Le PERin, ou Plan d’Épargne Retraite Individuel, peut permettre de préparer un complément de retraite tout en bénéficiant d’une déduction des versements volontaires dans certaines limites. Mais son intérêt réel ne se résume pas à l’économie d’impôt immédiate.
1. Le bon ordre : retraite d’abord, PERin ensuite
Avant d’ouvrir ou d’alimenter un PERin, il faut commencer par vérifier les droits retraite déjà acquis. Un audit retraite permet d’identifier la date de départ possible, la durée d’assurance, les régimes cotisés, la pension estimée et le taux de remplacement.
Sans cette étape, le versement sur un PER peut être mal calibré : trop faible pour combler l’écart de revenus, trop élevé au regard de la trésorerie, ou fiscalement moins pertinent que prévu.
2. Ce qu’un audit retraite permet de vérifier
- les trimestres validés et les éventuelles périodes manquantes ;
- les régimes de retraite concernés : régime général, SSI, CIPAV, AGIRC-ARRCO, professions libérales ;
- l’âge légal de départ et la date du taux plein ;
- la pension brute et nette estimée ;
- l’impact d’un départ différé ;
- le besoin éventuel de complément retraite ;
- la cohérence d’un versement PERin de 100 €, 200 € ou 300 € par mois.
3. Pourquoi l’économie d’impôt ne suffit pas
Le PERin peut réduire le revenu imposable lorsque les versements sont déductibles. Mais cette déduction a une contrepartie : la fiscalité à la sortie doit être anticipée, que la sortie se fasse en capital, en rente ou sous une forme mixte.

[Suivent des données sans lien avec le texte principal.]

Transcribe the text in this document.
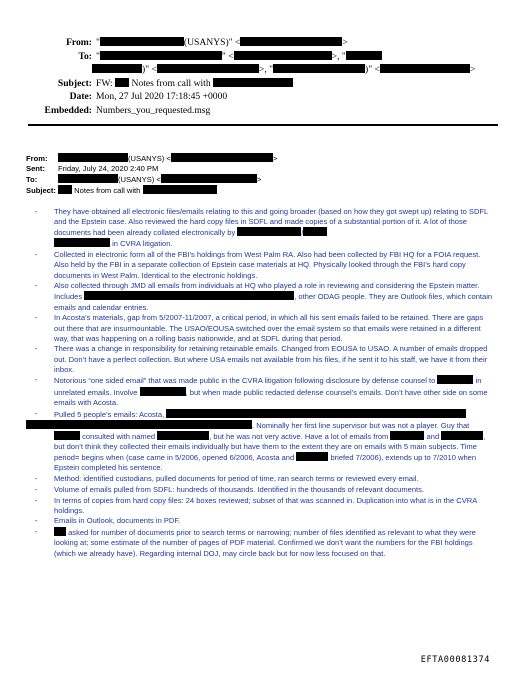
From: "	(USANYS)" <	>
To: "	" <	>, "
)" <	>, "	)" <	>
Subject: FW: Notes from call with
Date: Mon, 27 Jul 2020 17:18:45 +0000
Embedded: Numbers_you_requested.msg
From:	(USANYS) <	>
Sent: Friday, July 24, 2020 2:40 PM
To:	(USANYS) <	>
Subject: Notes from call with
- They have obtained all electronic files/emails relating to this and going broader (based on how they got swept up) relating to SDFL and the Epstein case. Also reviewed the hard copy files in SDFL and made copies of a substantial portion of it. A lot of those documents had been already collated electronically by	/
in CVRA litigation.
- Collected in electronic form all of the FBI’s holdings from West Palm RA. Also had been collected by FBI HQ for a FOIA request. Also held by the FBI in a separate collection of Epstein case materials at HQ. Physically looked through the FBI’s hard copy documents in West Palm. Identical to the electronic holdings.
- Also collected through JMD all emails from individuals at HQ who played a role in reviewing and considering the Epstein matter. Includes	, other ODAG people. They are Outlook files, which contain emails and calendar entries.
- In Acosta’s materials, gap from 5/2007-11/2007, a critical period, in which all his sent emails failed to be retained. There are gaps out there that are insurmountable. The USAO/EOUSA switched over the email system so that emails were retained in a different way, that was happening on a rolling basis nationwide, and at SDFL during that period.
- There was a change in responsibility for retaining retainable emails. Changed from EOUSA to USAO. A number of emails dropped out. Don’t have a perfect collection. But where USA emails not available from his files, if he sent it to his staff, we have it from their inbox.
- Notorious “one sided email” that was made public in the CVRA litigation following disclosure by defense counsel to	in unrelated emails. Involve	, but when made public redacted defense counsel’s emails. Don’t have other side on some emails with Acosta.
- Pulled 5 people’s emails: Acosta,
. Nominally her first line supervisor but was not a player. Guy that  consulted with named	, but he was not very active. Have a lot of emails from	and	, but don’t think they collected their emails individually but have them to the extent they are on emails with 5 main subjects. Time period= begins when (case came in 5/2006, opened 6/2006, Acosta and	briefed 7/2006), extends up to 7/2010 when Epstein completed his sentence.
- Method: identified custodians, pulled documents for period of time, ran search terms or reviewed every email.
- Volume of emails pulled from SDFL: hundreds of thousands. Identified in the thousands of relevant documents.
- In terms of copies from hard copy files: 24 boxes reviewed; subset of that was scanned in. Duplication into what is in the CVRA holdings.
- Emails in Outlook, documents in PDF.
-	asked for number of documents prior to search terms or narrowing; number of files identified as relevant to what they were looking at; some estimate of the number of pages of PDF material. Confirmed we don’t want the numbers for the FBI holdings (which we already have). Regarding internal DOJ, may circle back but for now less focused on that.
EFTA00081374
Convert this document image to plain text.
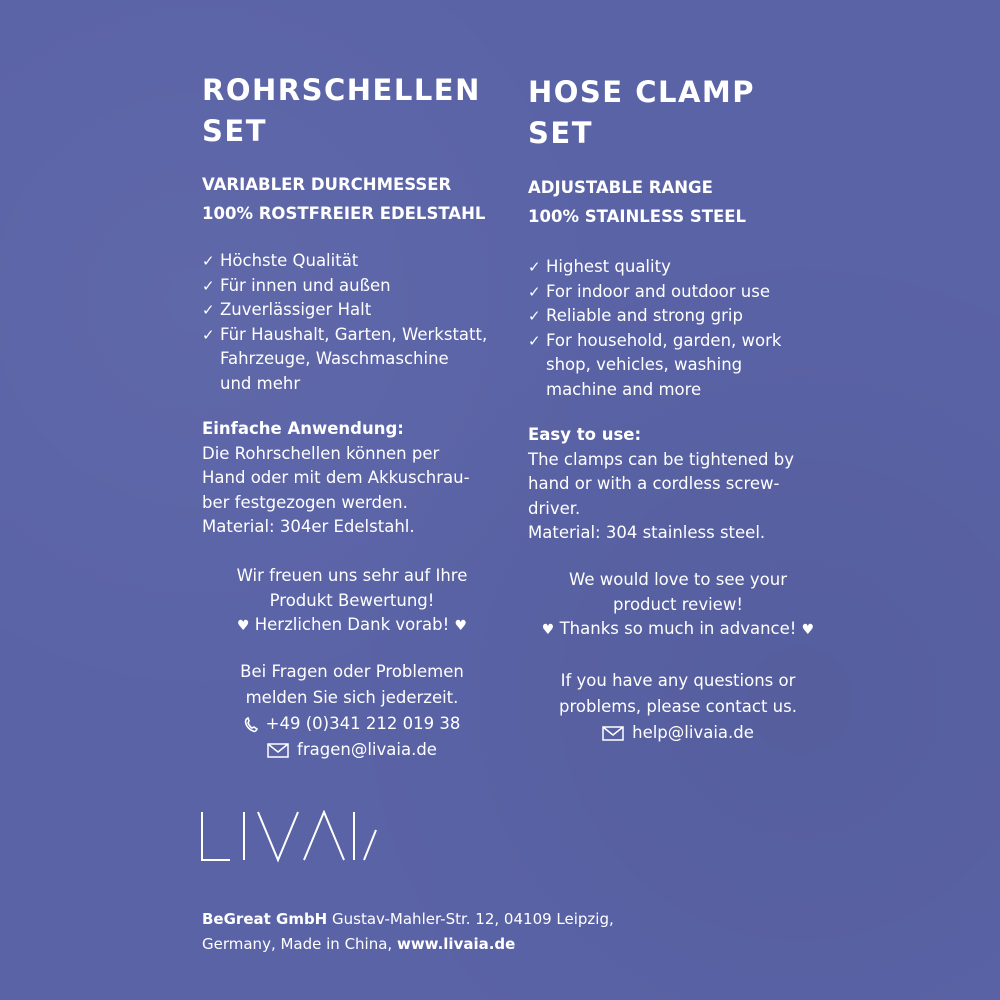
ROHRSCHELLEN
SET
VARIABLER DURCHMESSER
100% ROSTFREIER EDELSTAHL
✓ Höchste Qualität
✓ Für innen und außen
✓ Zuverlässiger Halt
✓ Für Haushalt, Garten, Werkstatt,
Fahrzeuge, Waschmaschine
und mehr
Einfache Anwendung:
Die Rohrschellen können per
Hand oder mit dem Akkuschrau-
ber festgezogen werden.
Material: 304er Edelstahl.
Wir freuen uns sehr auf Ihre
Produkt Bewertung!
♥ Herzlichen Dank vorab! ♥
Bei Fragen oder Problemen
melden Sie sich jederzeit.
+49 (0)341 212 019 38
fragen@livaia.de
HOSE CLAMP SET
ADJUSTABLE RANGE
100% STAINLESS STEEL
✓ Highest quality
✓ For indoor and outdoor use
✓ Reliable and strong grip
✓ For household, garden, work
shop, vehicles, washing
machine and more
Easy to use:
The clamps can be tightened by
hand or with a cordless screw-
driver.
Material: 304 stainless steel.
We would love to see your
product review!
♥ Thanks so much in advance! ♥
If you have any questions or
problems, please contact us.
help@livaia.de
BeGreat GmbH Gustav-Mahler-Str. 12, 04109 Leipzig,
Germany, Made in China, www.livaia.de
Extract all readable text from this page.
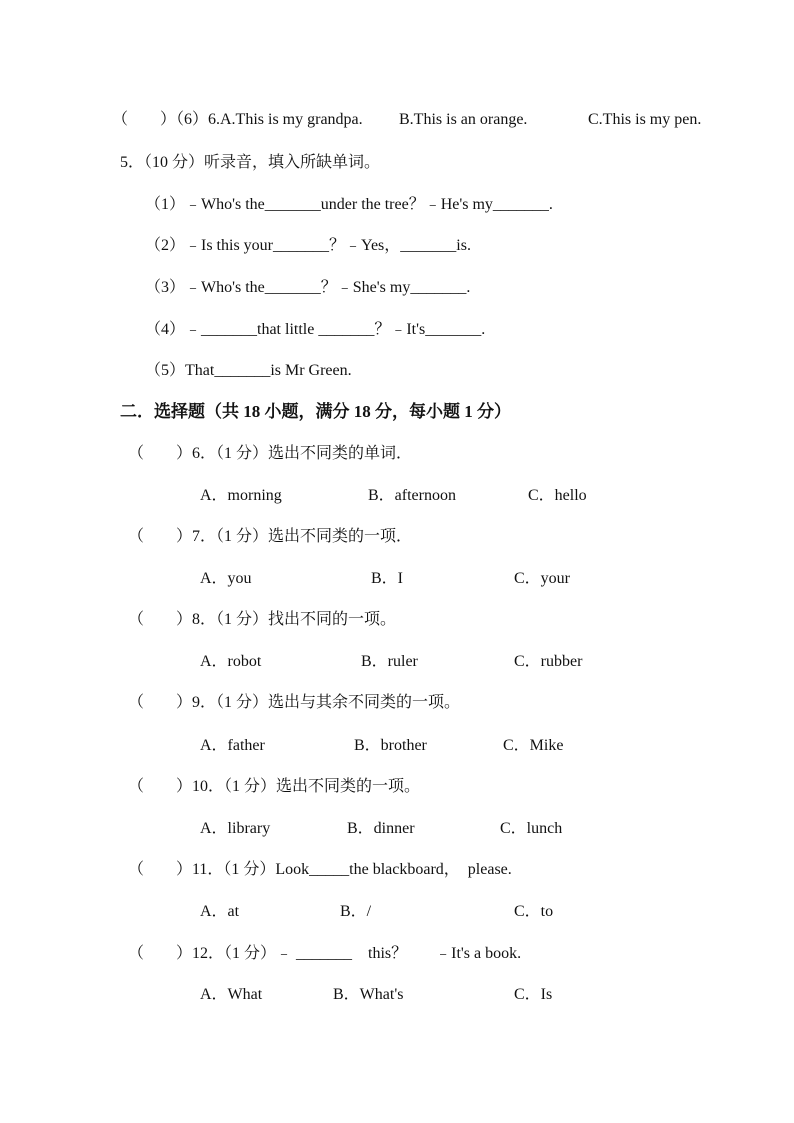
（　　）（6）6.A.This is my grandpa. B.This is an orange.	C.This is my pen.
5．（10 分）听录音，填入所缺单词。
（1）﹣Who's the_______under the tree？﹣He's my_______.
（2）﹣Is this your_______？﹣Yes，_______is.
（3）﹣Who's the_______？﹣She's my_______.
（4）﹣_______that little _______？﹣It's_______.
（5）That_______is Mr Green.
二．选择题（共 18 小题，满分 18 分，每小题 1 分）
（　　）6．（1 分）选出不同类的单词．
A．morning	B．afternoon	C．hello
（　　）7．（1 分）选出不同类的一项．
A．you	B．I	C．your
（　　）8．（1 分）找出不同的一项。
A．robot	B．ruler	C．rubber
（　　）9．（1 分）选出与其余不同类的一项。
A．father	B．brother	C．Mike
（　　）10．（1 分）选出不同类的一项。
A．library	B．dinner	C．lunch
（　　）11．（1 分）Look_____the blackboard，  please.
A．at	B．/	C．to
（　　）12．（1 分）﹣ _______    this？       ﹣It's a book.
A．What	B．What's	C．Is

Un versement intéressant aujourd’hui peut être moins optimal si la fiscalité future, le besoin de liquidité ou l’horizon de retraite ne sont pas cohérents. La vraie question n’est donc pas seulement “combien puis-je déduire ?”, mais “est-ce que ce versement améliore réellement ma stratégie retraite ?”.
4. L’écart de revenus : le vrai déclencheur
L’audit retraite permet de comparer le revenu actuel et la pension future estimée. C’est souvent cet écart de revenus qui justifie la mise en place d’une épargne retraite.
Par exemple, si un indépendant estime qu’il perdra 800 € à 1 200 € de revenus mensuels à la retraite, un PERin peut être étudié comme un outil de compensation progressive. Mais le montant du versement doit rester compatible avec la trésorerie et la fiscalité du foyer.
5. TNS, salarié, dirigeant : qui doit faire l’audit ?
L’audit retraite est particulièrement utile pour les TNS, dirigeants, professions libérales et salariés ayant eu plusieurs statuts au cours de leur carrière. Les carrières mixtes sont fréquentes : salarié, chômage, indépendant, gérant, président de SAS, profession libérale ou commerçant.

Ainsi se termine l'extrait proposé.